Sends the response status line. If extra_headers is not NULL, then extra_headers are also sent after the response line. extra_headers must NOT end end with new line. Example:

 mg_send_response_line(nc, 200, "Access-Control-Allow-Origin: ");

Will result in:

 HTTP/1.1 200 OK\r\n
 Access-Control-Allow-Origin: \r\n

void mg_http_send_error(struct mg_connection *nc, int code, const char *reason);

Sends an error response. If reason is NULL, the message will be inferred from the error code (if supported).

void mg_http_send_redirect(struct mg_connection *nc, int status_code,
                           const struct mg_str location,
                           const struct mg_str extra_headers);

Sends a redirect response. status_code should be either 301 or 302 and location point to the new location. If extra_headers is not empty, then extra_headers are also sent after the response line. extra_headers must NOT end end with new line.

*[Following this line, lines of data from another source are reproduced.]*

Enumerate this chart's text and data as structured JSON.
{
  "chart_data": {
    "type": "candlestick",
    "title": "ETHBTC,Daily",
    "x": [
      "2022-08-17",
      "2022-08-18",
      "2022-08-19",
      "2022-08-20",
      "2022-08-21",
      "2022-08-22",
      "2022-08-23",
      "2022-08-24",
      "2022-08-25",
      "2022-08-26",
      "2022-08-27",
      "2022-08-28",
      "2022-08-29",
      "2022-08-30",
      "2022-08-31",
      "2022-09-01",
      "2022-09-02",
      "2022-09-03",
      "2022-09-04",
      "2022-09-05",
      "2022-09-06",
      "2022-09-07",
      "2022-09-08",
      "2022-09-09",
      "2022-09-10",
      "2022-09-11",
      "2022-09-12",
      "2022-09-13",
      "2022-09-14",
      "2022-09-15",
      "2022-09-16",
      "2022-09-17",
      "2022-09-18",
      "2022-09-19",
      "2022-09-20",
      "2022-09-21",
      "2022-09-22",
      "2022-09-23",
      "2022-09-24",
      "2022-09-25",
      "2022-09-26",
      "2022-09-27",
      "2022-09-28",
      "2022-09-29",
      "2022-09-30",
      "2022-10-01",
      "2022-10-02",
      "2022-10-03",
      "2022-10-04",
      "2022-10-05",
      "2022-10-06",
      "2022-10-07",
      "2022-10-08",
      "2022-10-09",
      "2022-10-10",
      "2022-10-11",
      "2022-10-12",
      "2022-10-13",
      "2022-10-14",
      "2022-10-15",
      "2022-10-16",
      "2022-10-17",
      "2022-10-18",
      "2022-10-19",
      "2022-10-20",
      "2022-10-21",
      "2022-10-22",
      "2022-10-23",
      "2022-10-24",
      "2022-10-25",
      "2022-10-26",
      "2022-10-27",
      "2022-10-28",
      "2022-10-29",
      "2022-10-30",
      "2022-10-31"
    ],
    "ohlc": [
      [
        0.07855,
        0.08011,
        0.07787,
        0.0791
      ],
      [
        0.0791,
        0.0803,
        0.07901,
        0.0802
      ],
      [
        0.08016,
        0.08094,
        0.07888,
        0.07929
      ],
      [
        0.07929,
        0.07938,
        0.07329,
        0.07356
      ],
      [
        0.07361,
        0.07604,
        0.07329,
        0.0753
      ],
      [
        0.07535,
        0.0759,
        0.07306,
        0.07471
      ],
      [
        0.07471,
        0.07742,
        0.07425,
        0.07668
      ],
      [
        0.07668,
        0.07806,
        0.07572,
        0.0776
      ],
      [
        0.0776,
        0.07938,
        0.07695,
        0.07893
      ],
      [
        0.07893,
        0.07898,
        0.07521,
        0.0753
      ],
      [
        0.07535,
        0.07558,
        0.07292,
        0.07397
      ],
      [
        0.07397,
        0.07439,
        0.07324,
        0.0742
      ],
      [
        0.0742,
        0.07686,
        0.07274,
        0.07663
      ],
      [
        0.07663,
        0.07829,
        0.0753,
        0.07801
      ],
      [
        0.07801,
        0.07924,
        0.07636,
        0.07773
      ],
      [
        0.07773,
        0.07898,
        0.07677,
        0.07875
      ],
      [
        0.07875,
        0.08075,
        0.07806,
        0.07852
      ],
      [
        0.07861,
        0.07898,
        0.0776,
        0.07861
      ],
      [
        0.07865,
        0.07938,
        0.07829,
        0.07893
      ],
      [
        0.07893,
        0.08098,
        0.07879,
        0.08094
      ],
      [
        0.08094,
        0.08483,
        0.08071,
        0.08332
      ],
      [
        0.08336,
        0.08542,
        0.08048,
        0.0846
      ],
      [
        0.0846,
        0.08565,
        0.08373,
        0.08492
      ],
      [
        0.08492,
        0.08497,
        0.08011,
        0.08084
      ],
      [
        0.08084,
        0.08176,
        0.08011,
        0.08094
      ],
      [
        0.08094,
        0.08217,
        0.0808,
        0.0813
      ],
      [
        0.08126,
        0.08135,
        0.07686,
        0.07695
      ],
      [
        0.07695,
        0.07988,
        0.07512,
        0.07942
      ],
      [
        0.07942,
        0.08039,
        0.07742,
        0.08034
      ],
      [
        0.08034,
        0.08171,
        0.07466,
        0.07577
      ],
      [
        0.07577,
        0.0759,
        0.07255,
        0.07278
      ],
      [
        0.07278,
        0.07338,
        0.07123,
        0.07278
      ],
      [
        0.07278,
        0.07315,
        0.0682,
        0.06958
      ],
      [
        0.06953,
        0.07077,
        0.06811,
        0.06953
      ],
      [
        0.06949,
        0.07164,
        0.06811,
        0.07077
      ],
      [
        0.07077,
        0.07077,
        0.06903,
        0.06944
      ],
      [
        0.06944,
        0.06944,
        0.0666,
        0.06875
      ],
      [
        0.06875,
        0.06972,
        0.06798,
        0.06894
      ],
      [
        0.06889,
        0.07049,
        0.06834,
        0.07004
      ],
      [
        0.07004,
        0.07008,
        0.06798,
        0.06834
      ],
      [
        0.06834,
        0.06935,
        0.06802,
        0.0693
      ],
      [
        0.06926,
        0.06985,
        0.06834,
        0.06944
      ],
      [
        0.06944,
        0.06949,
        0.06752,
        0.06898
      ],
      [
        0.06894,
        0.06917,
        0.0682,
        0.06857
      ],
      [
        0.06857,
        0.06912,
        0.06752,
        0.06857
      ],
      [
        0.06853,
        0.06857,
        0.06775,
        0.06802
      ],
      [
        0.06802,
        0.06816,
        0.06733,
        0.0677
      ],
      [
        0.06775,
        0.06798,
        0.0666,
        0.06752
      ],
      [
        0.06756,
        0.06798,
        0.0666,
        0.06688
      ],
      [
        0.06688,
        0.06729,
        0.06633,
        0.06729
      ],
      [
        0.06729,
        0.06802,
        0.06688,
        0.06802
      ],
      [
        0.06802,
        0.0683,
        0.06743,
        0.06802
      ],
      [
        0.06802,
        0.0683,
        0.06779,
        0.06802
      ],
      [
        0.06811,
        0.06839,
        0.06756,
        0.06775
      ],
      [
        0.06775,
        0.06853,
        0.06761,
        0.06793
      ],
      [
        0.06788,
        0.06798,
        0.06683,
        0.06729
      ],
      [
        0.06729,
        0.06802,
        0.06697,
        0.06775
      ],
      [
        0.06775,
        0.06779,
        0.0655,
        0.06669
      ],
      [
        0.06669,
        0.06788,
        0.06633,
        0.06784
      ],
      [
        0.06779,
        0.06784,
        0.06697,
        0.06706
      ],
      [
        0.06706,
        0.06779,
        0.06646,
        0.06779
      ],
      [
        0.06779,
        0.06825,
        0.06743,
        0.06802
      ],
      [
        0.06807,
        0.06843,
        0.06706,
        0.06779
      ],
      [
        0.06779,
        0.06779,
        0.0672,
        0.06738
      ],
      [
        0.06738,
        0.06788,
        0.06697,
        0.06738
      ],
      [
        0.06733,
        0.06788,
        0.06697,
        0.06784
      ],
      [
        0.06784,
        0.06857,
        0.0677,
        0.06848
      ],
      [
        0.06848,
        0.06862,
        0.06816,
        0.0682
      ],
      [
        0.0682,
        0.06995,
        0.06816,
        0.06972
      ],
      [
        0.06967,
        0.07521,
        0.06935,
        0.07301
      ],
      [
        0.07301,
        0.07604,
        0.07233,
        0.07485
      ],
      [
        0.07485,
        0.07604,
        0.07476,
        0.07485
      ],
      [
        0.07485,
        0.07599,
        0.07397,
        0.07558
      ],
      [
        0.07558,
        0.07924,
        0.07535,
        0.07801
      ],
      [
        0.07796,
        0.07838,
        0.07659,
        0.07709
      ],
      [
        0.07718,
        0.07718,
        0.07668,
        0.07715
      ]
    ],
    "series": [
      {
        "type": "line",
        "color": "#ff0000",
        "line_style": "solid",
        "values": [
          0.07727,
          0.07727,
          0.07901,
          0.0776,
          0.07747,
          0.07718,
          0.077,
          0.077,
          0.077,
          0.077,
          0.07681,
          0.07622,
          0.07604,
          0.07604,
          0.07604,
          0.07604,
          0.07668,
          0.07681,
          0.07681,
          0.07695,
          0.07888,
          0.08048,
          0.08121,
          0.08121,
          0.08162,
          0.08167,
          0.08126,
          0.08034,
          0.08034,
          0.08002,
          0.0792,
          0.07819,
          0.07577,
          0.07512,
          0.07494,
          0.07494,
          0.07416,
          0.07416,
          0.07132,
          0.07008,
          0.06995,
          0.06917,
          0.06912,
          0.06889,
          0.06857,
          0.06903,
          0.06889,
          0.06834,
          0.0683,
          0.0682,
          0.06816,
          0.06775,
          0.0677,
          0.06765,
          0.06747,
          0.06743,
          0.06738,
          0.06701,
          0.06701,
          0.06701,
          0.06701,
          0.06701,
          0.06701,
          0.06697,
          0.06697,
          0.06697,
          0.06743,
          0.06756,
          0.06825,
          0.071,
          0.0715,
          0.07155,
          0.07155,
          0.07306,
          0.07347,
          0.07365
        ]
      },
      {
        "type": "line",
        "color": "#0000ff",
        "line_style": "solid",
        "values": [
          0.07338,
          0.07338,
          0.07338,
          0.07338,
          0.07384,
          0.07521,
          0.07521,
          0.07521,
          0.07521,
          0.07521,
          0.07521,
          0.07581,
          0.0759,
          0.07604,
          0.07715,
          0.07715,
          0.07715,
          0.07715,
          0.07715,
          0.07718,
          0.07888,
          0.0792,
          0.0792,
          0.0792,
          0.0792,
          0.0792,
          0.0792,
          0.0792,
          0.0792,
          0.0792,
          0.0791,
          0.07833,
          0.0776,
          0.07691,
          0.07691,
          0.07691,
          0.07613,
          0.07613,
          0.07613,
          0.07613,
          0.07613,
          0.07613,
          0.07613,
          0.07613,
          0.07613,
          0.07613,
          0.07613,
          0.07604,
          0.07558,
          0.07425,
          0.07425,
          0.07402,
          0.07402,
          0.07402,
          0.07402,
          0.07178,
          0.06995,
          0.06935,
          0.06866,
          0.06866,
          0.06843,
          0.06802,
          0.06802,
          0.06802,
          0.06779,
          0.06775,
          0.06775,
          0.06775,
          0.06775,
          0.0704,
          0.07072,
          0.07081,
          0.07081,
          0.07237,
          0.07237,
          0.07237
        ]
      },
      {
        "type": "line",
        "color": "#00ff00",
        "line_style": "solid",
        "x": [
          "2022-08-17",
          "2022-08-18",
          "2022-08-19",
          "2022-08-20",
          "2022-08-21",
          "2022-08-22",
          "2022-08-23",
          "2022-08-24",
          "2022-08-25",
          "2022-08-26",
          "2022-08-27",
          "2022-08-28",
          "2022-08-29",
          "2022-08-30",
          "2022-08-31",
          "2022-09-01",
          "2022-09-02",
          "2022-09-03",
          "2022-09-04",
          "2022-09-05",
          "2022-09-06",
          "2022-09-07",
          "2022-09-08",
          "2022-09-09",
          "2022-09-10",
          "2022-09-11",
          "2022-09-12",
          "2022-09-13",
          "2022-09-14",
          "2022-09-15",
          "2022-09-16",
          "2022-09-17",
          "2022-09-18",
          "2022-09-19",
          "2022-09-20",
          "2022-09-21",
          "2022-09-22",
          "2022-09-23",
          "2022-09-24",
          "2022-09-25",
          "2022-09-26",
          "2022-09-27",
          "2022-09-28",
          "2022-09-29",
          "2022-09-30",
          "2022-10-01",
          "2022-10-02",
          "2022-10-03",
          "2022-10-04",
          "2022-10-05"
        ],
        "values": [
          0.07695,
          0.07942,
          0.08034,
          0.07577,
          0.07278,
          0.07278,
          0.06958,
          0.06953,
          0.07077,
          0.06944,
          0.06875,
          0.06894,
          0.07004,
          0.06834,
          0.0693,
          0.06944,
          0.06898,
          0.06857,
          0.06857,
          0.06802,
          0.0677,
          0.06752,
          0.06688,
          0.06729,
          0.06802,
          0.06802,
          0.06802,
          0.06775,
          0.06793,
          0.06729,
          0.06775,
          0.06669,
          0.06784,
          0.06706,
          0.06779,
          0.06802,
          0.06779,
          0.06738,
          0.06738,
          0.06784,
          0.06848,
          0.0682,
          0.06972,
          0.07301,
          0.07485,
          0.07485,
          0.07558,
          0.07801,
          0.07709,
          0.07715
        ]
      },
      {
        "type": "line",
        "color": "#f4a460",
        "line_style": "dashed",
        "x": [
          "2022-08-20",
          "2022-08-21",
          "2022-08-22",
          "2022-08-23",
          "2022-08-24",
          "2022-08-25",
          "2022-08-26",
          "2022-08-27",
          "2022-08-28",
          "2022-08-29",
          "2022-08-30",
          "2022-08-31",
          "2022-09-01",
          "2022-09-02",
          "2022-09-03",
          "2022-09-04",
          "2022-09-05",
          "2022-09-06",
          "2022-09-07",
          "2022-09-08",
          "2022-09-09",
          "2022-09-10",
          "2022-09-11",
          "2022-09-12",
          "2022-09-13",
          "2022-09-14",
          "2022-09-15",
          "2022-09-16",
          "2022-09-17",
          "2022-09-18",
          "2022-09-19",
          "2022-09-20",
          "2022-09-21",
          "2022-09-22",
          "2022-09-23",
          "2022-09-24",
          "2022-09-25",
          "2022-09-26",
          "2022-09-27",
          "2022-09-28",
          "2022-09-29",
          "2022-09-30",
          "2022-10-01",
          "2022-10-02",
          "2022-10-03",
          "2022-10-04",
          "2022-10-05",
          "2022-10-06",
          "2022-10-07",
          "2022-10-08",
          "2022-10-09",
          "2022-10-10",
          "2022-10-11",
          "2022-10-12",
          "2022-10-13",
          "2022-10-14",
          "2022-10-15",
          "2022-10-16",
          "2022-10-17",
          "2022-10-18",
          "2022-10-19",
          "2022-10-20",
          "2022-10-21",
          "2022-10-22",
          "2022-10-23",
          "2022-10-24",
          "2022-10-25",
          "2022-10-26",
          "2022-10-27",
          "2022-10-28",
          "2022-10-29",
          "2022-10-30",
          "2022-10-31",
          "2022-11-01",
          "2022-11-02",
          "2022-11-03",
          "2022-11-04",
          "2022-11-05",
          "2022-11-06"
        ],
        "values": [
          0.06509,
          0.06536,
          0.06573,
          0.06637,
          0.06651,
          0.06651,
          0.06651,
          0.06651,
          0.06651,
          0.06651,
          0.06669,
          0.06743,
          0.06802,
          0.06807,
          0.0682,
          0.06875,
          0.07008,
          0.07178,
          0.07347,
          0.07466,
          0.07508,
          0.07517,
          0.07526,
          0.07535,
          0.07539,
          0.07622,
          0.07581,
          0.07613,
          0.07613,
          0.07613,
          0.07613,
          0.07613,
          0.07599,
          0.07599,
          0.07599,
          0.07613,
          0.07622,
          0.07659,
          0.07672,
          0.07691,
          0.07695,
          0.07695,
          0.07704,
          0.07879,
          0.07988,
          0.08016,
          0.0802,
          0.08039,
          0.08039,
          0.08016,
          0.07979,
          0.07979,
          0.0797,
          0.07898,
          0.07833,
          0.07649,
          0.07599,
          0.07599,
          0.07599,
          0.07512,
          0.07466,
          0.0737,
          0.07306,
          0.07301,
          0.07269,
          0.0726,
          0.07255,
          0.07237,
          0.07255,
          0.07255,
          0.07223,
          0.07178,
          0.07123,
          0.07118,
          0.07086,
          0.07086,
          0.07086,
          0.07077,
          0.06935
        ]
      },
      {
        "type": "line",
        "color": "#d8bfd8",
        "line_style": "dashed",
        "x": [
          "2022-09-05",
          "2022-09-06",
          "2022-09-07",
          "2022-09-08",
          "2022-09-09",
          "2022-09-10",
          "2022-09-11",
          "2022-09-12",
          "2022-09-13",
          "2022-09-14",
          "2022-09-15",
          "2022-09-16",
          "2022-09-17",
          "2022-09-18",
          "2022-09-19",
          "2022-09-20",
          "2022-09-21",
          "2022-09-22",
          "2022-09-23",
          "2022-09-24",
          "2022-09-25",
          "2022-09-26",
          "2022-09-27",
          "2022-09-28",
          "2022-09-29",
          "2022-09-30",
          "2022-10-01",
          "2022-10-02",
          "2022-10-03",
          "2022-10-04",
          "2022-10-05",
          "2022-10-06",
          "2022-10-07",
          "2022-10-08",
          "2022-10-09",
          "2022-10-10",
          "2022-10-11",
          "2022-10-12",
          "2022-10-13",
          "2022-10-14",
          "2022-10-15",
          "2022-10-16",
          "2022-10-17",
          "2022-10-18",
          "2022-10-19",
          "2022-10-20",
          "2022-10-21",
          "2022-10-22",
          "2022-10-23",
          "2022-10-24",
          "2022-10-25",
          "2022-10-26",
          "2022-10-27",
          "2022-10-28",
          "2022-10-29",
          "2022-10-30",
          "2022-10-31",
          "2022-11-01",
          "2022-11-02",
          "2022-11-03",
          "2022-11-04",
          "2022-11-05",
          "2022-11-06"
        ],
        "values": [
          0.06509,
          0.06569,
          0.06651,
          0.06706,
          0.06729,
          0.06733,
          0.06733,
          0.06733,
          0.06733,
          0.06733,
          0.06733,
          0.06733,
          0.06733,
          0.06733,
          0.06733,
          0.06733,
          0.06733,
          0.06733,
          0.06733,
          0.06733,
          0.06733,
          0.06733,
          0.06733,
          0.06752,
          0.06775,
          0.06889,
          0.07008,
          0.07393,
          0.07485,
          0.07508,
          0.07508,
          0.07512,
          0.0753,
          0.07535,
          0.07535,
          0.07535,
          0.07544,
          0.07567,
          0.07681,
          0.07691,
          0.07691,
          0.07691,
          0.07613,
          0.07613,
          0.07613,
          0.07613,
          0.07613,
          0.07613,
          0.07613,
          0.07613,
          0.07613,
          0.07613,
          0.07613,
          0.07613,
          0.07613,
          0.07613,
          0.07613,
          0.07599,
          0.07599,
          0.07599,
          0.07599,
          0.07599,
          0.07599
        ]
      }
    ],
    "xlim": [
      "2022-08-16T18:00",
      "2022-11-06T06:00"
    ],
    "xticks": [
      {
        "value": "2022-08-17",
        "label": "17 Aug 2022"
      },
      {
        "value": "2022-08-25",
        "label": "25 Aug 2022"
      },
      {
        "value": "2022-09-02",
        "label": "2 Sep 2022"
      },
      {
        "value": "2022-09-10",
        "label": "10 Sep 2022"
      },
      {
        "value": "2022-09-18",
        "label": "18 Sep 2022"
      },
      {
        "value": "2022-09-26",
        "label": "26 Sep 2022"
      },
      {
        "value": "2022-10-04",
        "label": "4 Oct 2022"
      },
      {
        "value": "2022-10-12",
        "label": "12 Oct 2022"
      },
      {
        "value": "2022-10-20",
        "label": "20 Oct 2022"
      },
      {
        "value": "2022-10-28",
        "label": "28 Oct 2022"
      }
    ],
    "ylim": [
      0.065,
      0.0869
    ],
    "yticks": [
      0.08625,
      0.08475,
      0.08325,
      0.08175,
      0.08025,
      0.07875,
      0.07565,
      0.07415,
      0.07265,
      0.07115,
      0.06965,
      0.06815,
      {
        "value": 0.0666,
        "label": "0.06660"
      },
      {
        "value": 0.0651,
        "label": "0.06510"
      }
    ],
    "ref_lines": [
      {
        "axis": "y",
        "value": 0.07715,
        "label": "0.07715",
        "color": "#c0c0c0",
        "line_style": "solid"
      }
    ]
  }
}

 mg_http_send_redirect(nc, 302, mg_mk_str("/login"), mg_mk_str(NULL));

void mg_send_head(struct mg_connection *n, int status_code,
                  int64_t content_length, const char *extra_headers);

Sends the response line and headers. This function sends the response line with the status_code, and automatically sends one header: either "Content-Length" or "Transfer-Encoding". If content_length is negative, then "Transfer-Encoding: chunked" header is sent, otherwise, "Content-Length" header is sent.

NOTE: If Transfer-Encoding is chunked, then message body must be sent using mg_send_http_chunk() or mg_printf_http_chunk() functions. Otherwise, mg_send() or mg_printf() must be used. Extra headers could be set through extra_headers. Note extra_headers must NOT be terminated by a new line.

void mg_printf_html_escape(struct mg_connection *nc, const char *fmt, ...);

Sends a printf-formatted HTTP chunk, escaping HTML tags.

void mg_http_reverse_proxy(struct mg_connection *nc,
                           const struct http_message *hm, struct mg_str mount,
                           struct mg_str upstream);

Proxies a given request to a given upstream http server. The path prefix in mount will be stripped of the path requested to the upstream server, e.g. if mount is /api and upstream is http://localhost:8001/foo then an incoming request to /api/bar will cause a request to http://localhost:8001/foo/bar

EXPERIMENTAL API. Please use http_serve_http + url_rewrites if a static mapping is good enough.